More Trips Through Un-Reality

Pandagon has addressed the statements by Robertson and the response to those statements.
Jesse responds to Orrin Judd by saying,

"This isn't just moral obliviousness - it's moral cowardice. So long as death and destruction doesn't pass some grossly high threshold, we're exempt from examining the sacrifices involved. In fact, they barely count as sacrifices - unless they serve a motivational purpose towards further sacrifice. It's the same sort of soulless equivalence that, taken a step further, terrorists themselves use to justify mass murder - death and sacrifice in one instance does not equal death and sacrifice in another instance, therefore the former instance is simply devoid of moral value or culpability."

This has been mentioned before and I think it is right on point. What I have often described as moral laziness is part of this "moral cowardice". The human impulse is to ignore such terrible tragedy, especially when it is attacking what we want to believe. The followers of this mindset are also the people that say they prefer Bush's black and white presentation of the world.
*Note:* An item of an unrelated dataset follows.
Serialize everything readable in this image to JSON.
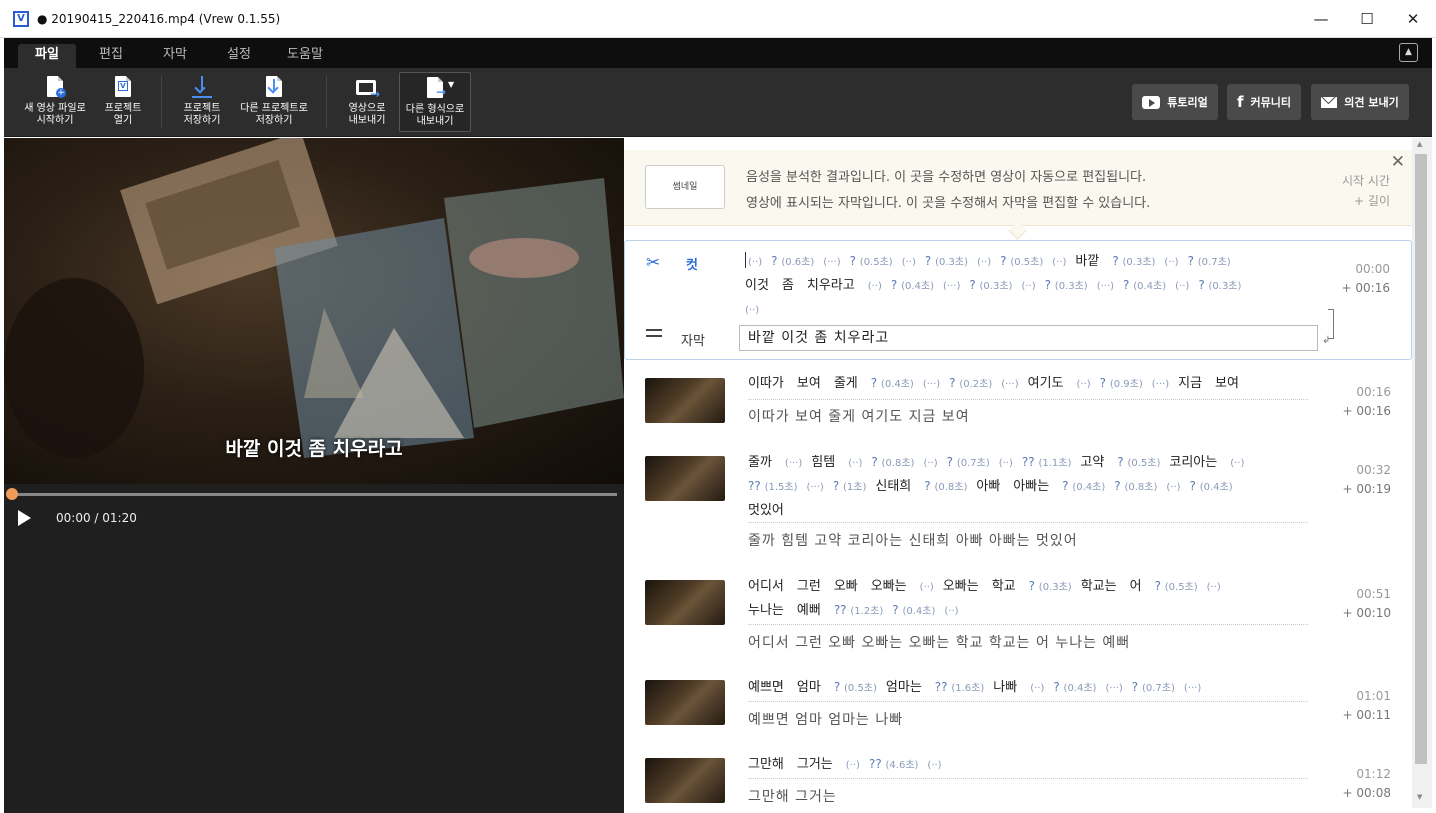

And in any talk of casualties, are we including those Iraqis killed? Here is something I found on BBC:
"The survey groups were also asked whether they felt that the American military did enough to avoid civilian casualties during conflicts.

Seventy per cent of the group as a whole thought the US could do more - with the majority in each country bar the United States saying that more could be done, including 73% of respondents in the UK, 74% in France and 57% in Israel.

However 70% of the American respondents said other countries did not appreciate how much America does to avoid civilian casualties."

Maybe 70% of America thinks "surgical strikes" only kill bad people. Reality-based? I think not.